A conservative orbital advection scheme for simulations of magnetized shear flows with the PLUTO code

TL;DR

This paper introduces a conservative orbital advection scheme for MHD simulations in the PLUTO code, enabling larger time steps and reducing computational costs while maintaining accuracy and conservation properties.

Contribution

The authors extend the FARGO algorithm to MHD equations in PLUTO, ensuring conservation of energy and angular momentum with improved efficiency in simulating astrophysical disks.

Findings

Enables larger time steps in MHD disk simulations

Maintains conservation of energy and angular momentum

Produces accurate, less dissipative results at reduced computational cost

Abstract

Explicit numerical computations of super-fast differentially rotating disks are subject to the time-step constraint imposed by the Courant condition.

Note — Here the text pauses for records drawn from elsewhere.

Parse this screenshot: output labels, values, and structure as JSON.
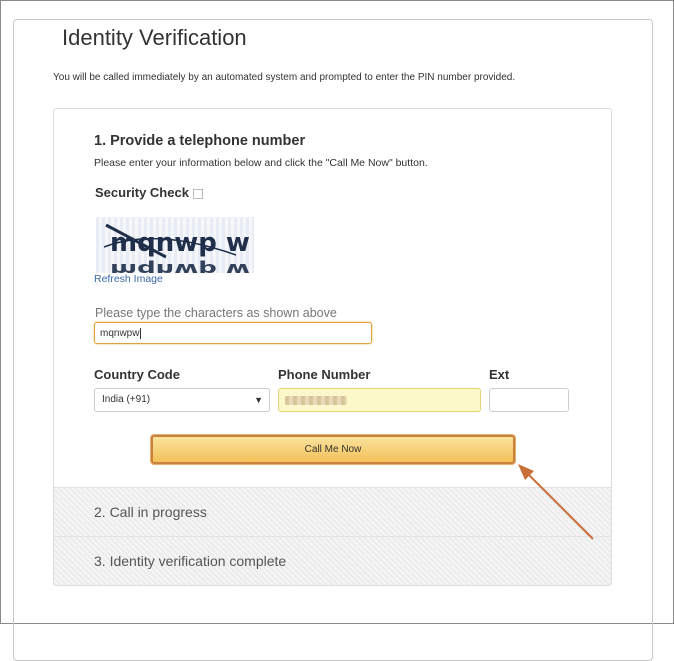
{
  "page": {
    "legend": "Identity Verification",
    "intro": "You will be called immediately by an automated system and prompted to enter the PIN number provided."
  },
  "step1": {
    "title": "1. Provide a telephone number",
    "description": "Please enter your information below and click the \"Call Me Now\" button.",
    "security_check_label": "Security Check",
    "captcha_text": "mqnwp w",
    "refresh_label": "Refresh Image",
    "captcha_prompt": "Please type the characters as shown above",
    "captcha_value": "mqnwpw",
    "country_label": "Country Code",
    "country_value": "India (+91)",
    "phone_label": "Phone Number",
    "ext_label": "Ext",
    "call_button": "Call Me Now"
  },
  "steps": [
    {
      "label": "2. Call in progress"
    },
    {
      "label": "3. Identity verification complete"
    }
  ],
  "colors": {
    "button_fill": "#f3c15a",
    "button_border": "#c9803b",
    "annotation_arrow": "#c8703a",
    "phone_field_bg": "#fcf8c9"
  },
  "icons": {
    "info": "info-icon",
    "dropdown": "chevron-down-icon"
  }
}
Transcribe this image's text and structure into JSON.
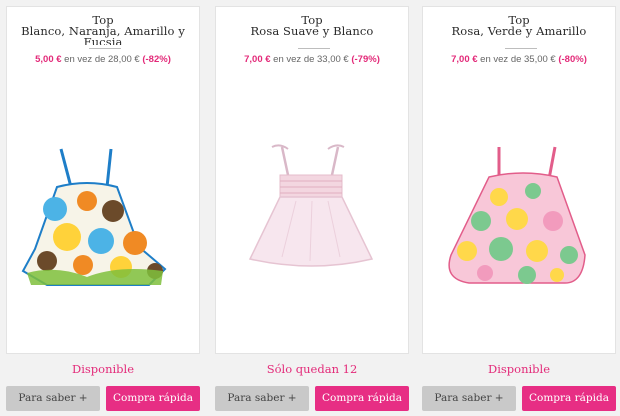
{
  "colors": {
    "accent": "#e72e84",
    "price_pink": "#e32a79",
    "button_grey": "#c9c9c9"
  },
  "products": [
    {
      "title_line1": "Top",
      "title_line2": "Blanco, Naranja, Amarillo y",
      "title_line3": "Fucsia",
      "sale_price": "5,00 €",
      "price_text": " en vez de 28,00 € ",
      "discount": " (-82%)",
      "status": "Disponible",
      "more_label": "Para saber +",
      "quick_label": "Compra rápida"
    },
    {
      "title_line1": "Top",
      "title_line2": "Rosa Suave y Blanco",
      "title_line3": "",
      "sale_price": "7,00 €",
      "price_text": " en vez de 33,00 € ",
      "discount": " (-79%)",
      "status": "Sólo quedan 12",
      "more_label": "Para saber +",
      "quick_label": "Compra rápida"
    },
    {
      "title_line1": "Top",
      "title_line2": "Rosa, Verde y Amarillo",
      "title_line3": "",
      "sale_price": "7,00 €",
      "price_text": " en vez de 35,00 € ",
      "discount": " (-80%)",
      "status": "Disponible",
      "more_label": "Para saber +",
      "quick_label": "Compra rápida"
    }
  ]
}
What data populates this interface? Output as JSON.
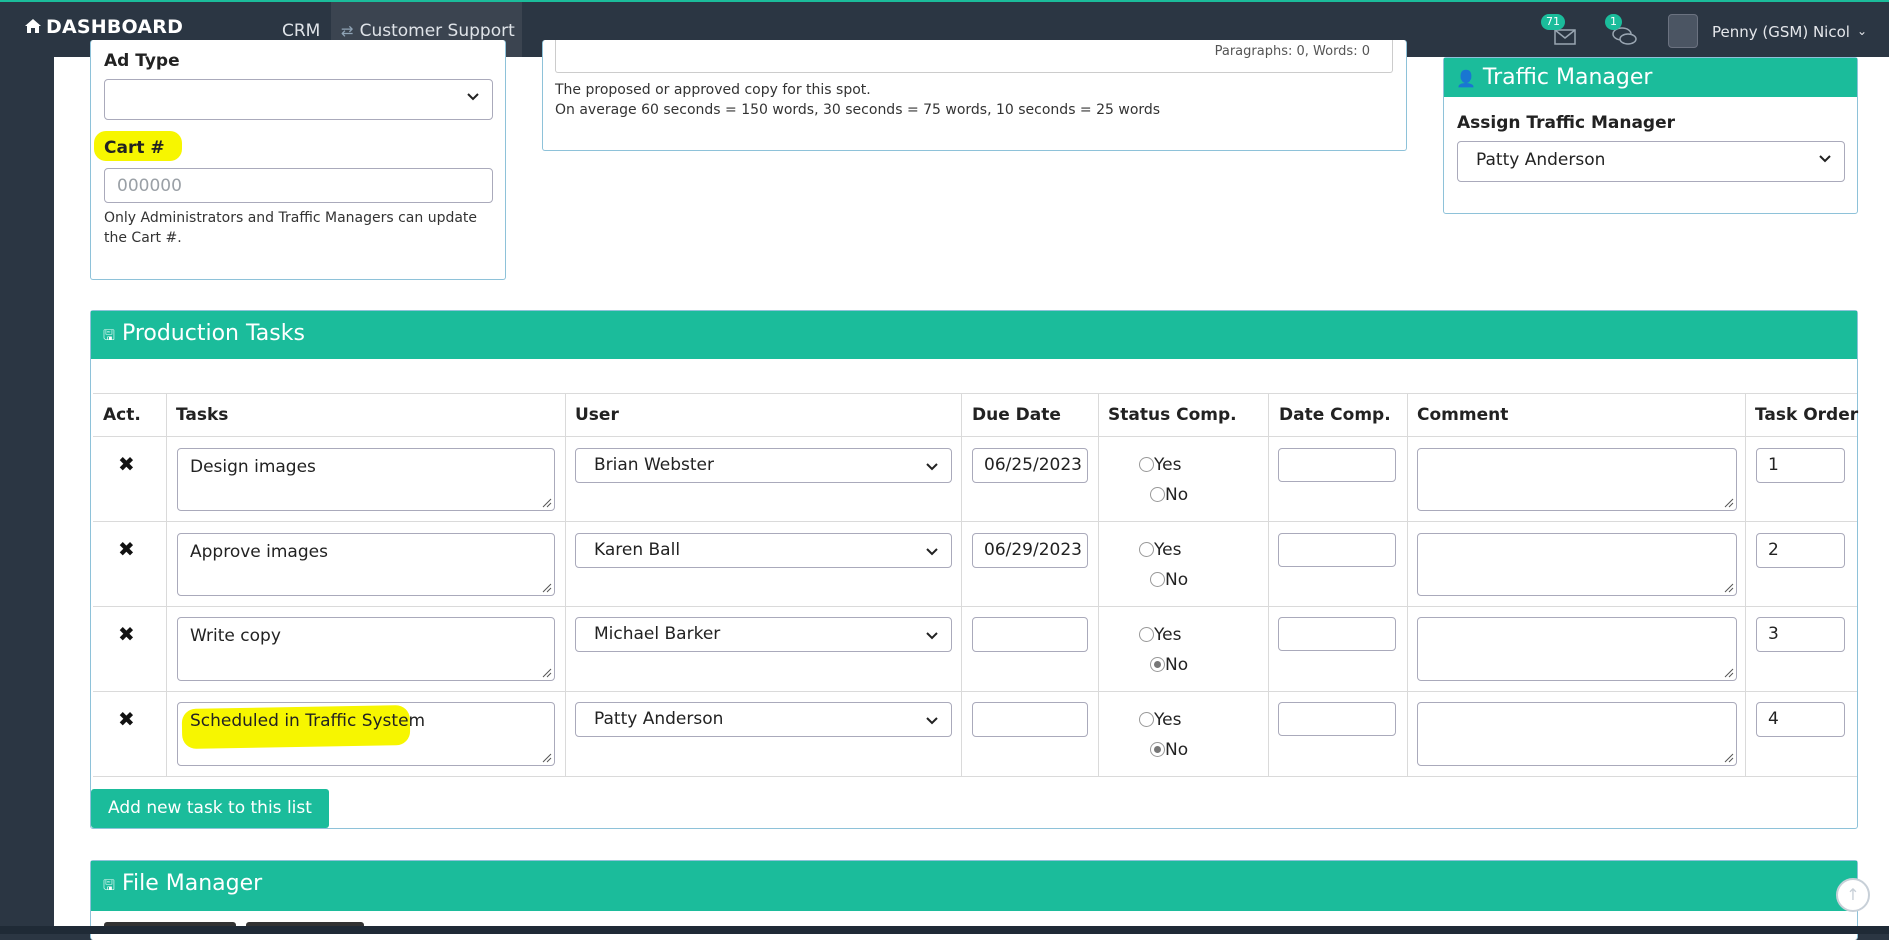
{
  "nav": {
    "brand": "DASHBOARD",
    "crm": "CRM",
    "support": "Customer Support",
    "messages_count": "71",
    "chat_count": "1",
    "user_name": "Penny (GSM) Nicol"
  },
  "ad_card": {
    "ad_type_label": "Ad Type",
    "ad_type_value": "",
    "cart_label": "Cart #",
    "cart_placeholder": "000000",
    "cart_note": "Only Administrators and Traffic Managers can update the Cart #."
  },
  "copy_card": {
    "counter": "Paragraphs: 0, Words: 0",
    "help_1": "The proposed or approved copy for this spot.",
    "help_2": "On average 60 seconds = 150 words, 30 seconds = 75 words, 10 seconds = 25 words"
  },
  "traffic_card": {
    "title": "Traffic Manager",
    "assign_label": "Assign Traffic Manager",
    "assign_value": "Patty Anderson"
  },
  "production": {
    "title": "Production Tasks",
    "headers": [
      "Act.",
      "Tasks",
      "User",
      "Due Date",
      "Status Comp.",
      "Date Comp.",
      "Comment",
      "Task Order"
    ],
    "yes_label": "Yes",
    "no_label": "No",
    "rows": [
      {
        "task": "Design images",
        "user": "Brian Webster",
        "due": "06/25/2023",
        "status": "",
        "date_comp": "",
        "comment": "",
        "order": "1"
      },
      {
        "task": "Approve images",
        "user": "Karen Ball",
        "due": "06/29/2023",
        "status": "",
        "date_comp": "",
        "comment": "",
        "order": "2"
      },
      {
        "task": "Write copy",
        "user": "Michael Barker",
        "due": "",
        "status": "No",
        "date_comp": "",
        "comment": "",
        "order": "3"
      },
      {
        "task": "Scheduled in Traffic System",
        "user": "Patty Anderson",
        "due": "",
        "status": "No",
        "date_comp": "",
        "comment": "",
        "order": "4"
      }
    ],
    "add_button": "Add new task to this list"
  },
  "file_manager": {
    "title": "File Manager"
  },
  "colors": {
    "accent": "#1bbc9b",
    "navbar": "#2b3643",
    "highlight": "#f7f600"
  }
}
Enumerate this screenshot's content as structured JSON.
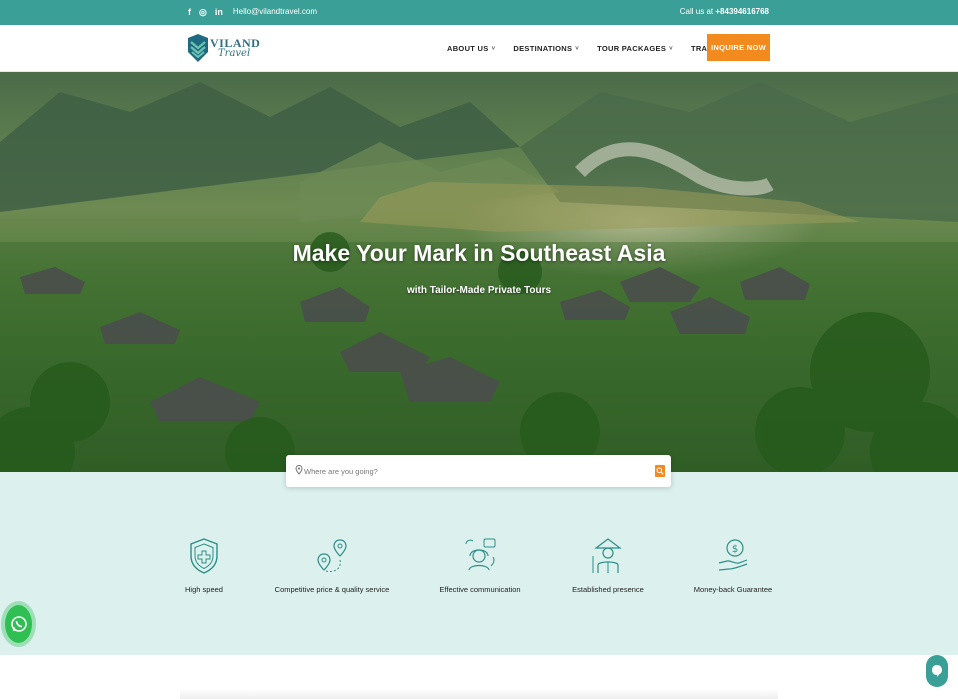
{
  "topbar": {
    "social": [
      {
        "icon": "facebook-icon",
        "glyph": "f"
      },
      {
        "icon": "instagram-icon",
        "glyph": "◎"
      },
      {
        "icon": "linkedin-icon",
        "glyph": "in"
      }
    ],
    "email": "Hello@vilandtravel.com",
    "phone_prefix": "Call us at",
    "phone": "+84394616768",
    "background": "#3a9f96"
  },
  "header": {
    "logo_word": "VILAND",
    "logo_word2": "Travel",
    "nav": [
      {
        "label": "ABOUT US",
        "caret": "˅"
      },
      {
        "label": "DESTINATIONS",
        "caret": "˅"
      },
      {
        "label": "TOUR PACKAGES",
        "caret": "˅"
      },
      {
        "label": "TRAVEL BLOG",
        "caret": ""
      }
    ],
    "cta": "INQUIRE NOW",
    "cta_color": "#f28a1d"
  },
  "hero": {
    "title": "Make Your Mark in Southeast Asia",
    "subtitle": "with Tailor-Made Private Tours"
  },
  "search": {
    "placeholder": "Where are you going?",
    "icon": "search-icon",
    "pin_icon": "map-pin-icon"
  },
  "features": [
    {
      "label": "High speed",
      "icon": "shield-plus-icon"
    },
    {
      "label": "Competitive price & quality service",
      "icon": "map-route-icon"
    },
    {
      "label": "Effective communication",
      "icon": "support-agent-icon"
    },
    {
      "label": "Established presence",
      "icon": "farmer-icon"
    },
    {
      "label": "Money-back Guarantee",
      "icon": "money-hand-icon"
    }
  ],
  "floating": {
    "whatsapp_icon": "whatsapp-icon",
    "chat_icon": "chat-icon"
  }
}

When the bulk orbital velocity largely exceeds any other wave speed the time step is considerably reduced and a large number of steps may be necessary to complete the computation. We present a robust numerical scheme to overcome the Courant limitation by extending the algorithm previously known as FARGO (Fast Advection in Rotating Gaseous Objects) to the equations of magnetohydrodynamics (MHD). The proposed scheme conserves total angular momentum and energy to machine precision and works in Cartesian, cylindrical, or spherical coordinates. The algorithm is implemented in the PLUTO code for astrophysical gasdynamics and is suitable for local or global simulations of accretion or proto-planetary disk models. By decomposing the total velocity into an average azimuthal contribution and a residual term, the algorithm solves the MHD equations through a linear transport step in the orbital direction and a standard nonlinear solver applied to the MHD equations written in terms of the residual velocity. Since the former step is not subject to any stability restriction, the Courant condition is computed only in terms of the residual velocity, leading to substantially larger time steps. The magnetic field is advanced in time using the constrained transport method in order to preserve the divergence-free condition. Conservation of total energy and angular momentum is enforced at the discrete level by properly expressing the source terms in terms of upwind fluxes available during the standard solver. Our results show that applications of the proposed orbital-advection scheme to problems of astrophysical relevance provides, at reduced numerical cost, equally accurate and less dissipative results than standard time-marching schemes.